The brain’s motor cortex orchestrates a range of simple to complex motor behaviors by targeting various brain regions via output projections from primary (MOp) and secondary (MOs) motor cortices. Each of these output bundles is further divided into layer 5 and layer 6 projections, creating four distinct motor output projections whose precise network integration structure is not well known. Using a combination of whole brain serial 2-photon tomography and two genetically modified mouse lines to visualize each type of projection, BRAIN Initiative grantee Dr. Pavel Osten and his Cold Spring Harbor colleagues, in collaboration with Dr. Daesoo Kim at the Korea Advanced Institute of Science and Technology, created a 3D map showing the tract pathways and targeting locations of all four projections, described in a recent issue of Scientific Reports. Their high resolution map revealed that for common targets such as the basal ganglia, midbrain, and medulla, there are different spatial organization patterns within the same target nuclei. These subtle differences suggest the MOp and MOs projections have a sophisticated regulation over generating different combinations of muscle movements through direct and indirect activation of motor neurons. Additionally, sensory functions of the thalamus are well-documented, but motor functions are not. Generating this detailed 3D topographical map of mouse motor cortical projections enables refined identification of thalamic nuclei boundaries. This can aid understanding of motor circuit function in the mouse brain, and potentially provide insight on motor circuit dysfunction in human movement disorders.
On starburst amacrine cell–bipolar cell (SAC-BC) pathway circuits confirmed to parallel spatiotemporal wiring of Off SAC-BC pathway circuits in retinal computation of moving stimuli.

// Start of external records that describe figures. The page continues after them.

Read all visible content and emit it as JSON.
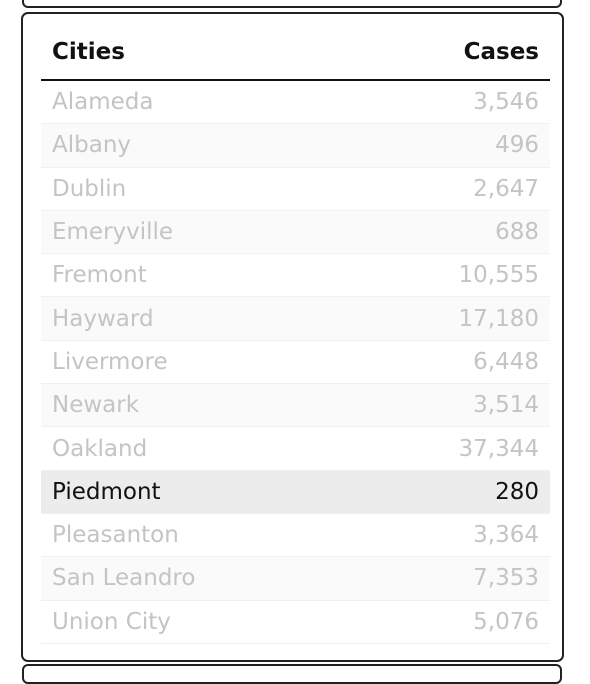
{
  "table": {
    "headers": {
      "city": "Cities",
      "cases": "Cases"
    },
    "rows": [
      {
        "city": "Alameda",
        "cases": "3,546"
      },
      {
        "city": "Albany",
        "cases": "496"
      },
      {
        "city": "Dublin",
        "cases": "2,647"
      },
      {
        "city": "Emeryville",
        "cases": "688"
      },
      {
        "city": "Fremont",
        "cases": "10,555"
      },
      {
        "city": "Hayward",
        "cases": "17,180"
      },
      {
        "city": "Livermore",
        "cases": "6,448"
      },
      {
        "city": "Newark",
        "cases": "3,514"
      },
      {
        "city": "Oakland",
        "cases": "37,344"
      },
      {
        "city": "Piedmont",
        "cases": "280"
      },
      {
        "city": "Pleasanton",
        "cases": "3,364"
      },
      {
        "city": "San Leandro",
        "cases": "7,353"
      },
      {
        "city": "Union City",
        "cases": "5,076"
      }
    ],
    "highlighted_city": "Piedmont"
  }
}
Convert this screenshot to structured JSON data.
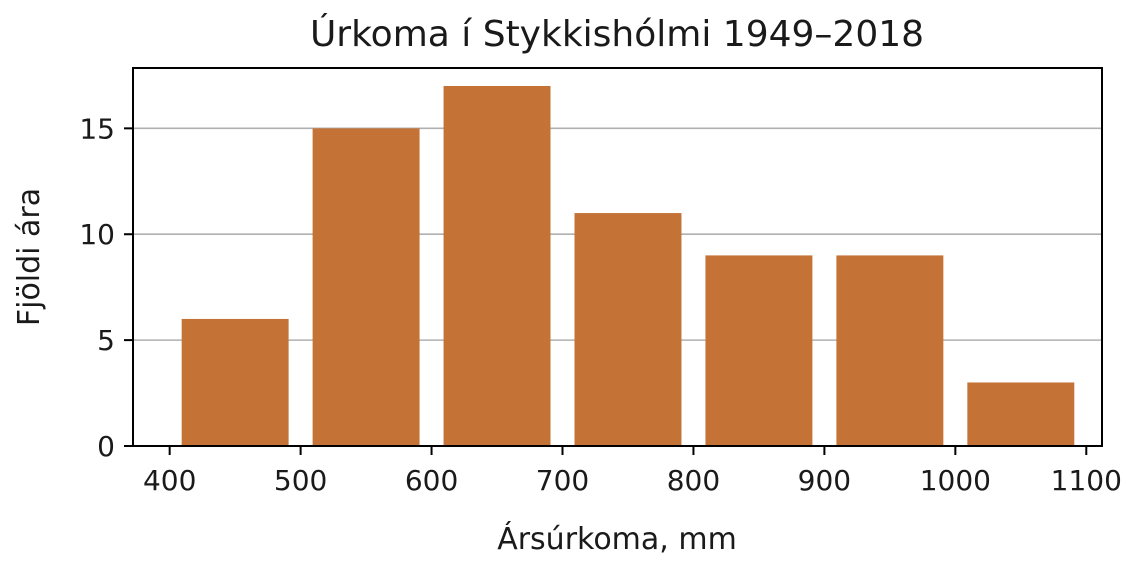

Direction of motion for a visual stimulus is computed by starburst amacrine cells (SACs) and bipolar cells (BCs) in the retina, in parallel On and Off pathways. Each starburst amacrine cell’s dendritic branches are preferentially activated by visual stimuli that move outward from the soma to the dendritic tips, allowing for local computation of direction. These cells receive input from two types of bipolar cells: sustained and transient. The Off SAC-BC wiring pathways are fairly well understood, and because the Off starburst amacrine and bipolar cell types share a symmetry with the On starburst amacrine and bipolar cell types, one possibility was that the On SAC-BC pathway shares an analogous wiring mechanism with the Off SAC-BC pathway. BRAIN Initiative grantee Dr. H. Sebastian Seung , along with colleagues at MIT and Princeton University, studied the On BC-SAC circuit by reconstructing and mapping connections between On starburst amacrine and bipolar cells in the retina. This was accomplished using electron microscopy and his program EyeWire, a Citizen Science game using combined efforts of the public, to map actual neural circuits from microscopy images. In a recent publication in Cell Reports, Seung et al. reported that the On SAC-BC circuit does, in fact, parallel the Off circuit: sustained bipolar cell types prefer contact with starburst amacrine cell dendrites near the starburst amacrine cell body, and transient bipolar cell types prefer contact with dendrites farther away. This wiring mechanism could function as a correlation-type motion detector, improving our understanding of how the retina can detect and interpret motion. Additionally, during categorization of bipolar cell types, the group discovered a new type of On bipolar cell, likely completing the catalog of mouse bipolar cell types. Seung expects contact and connectivity between cells to replace stratification as the main property used to classify cells into types.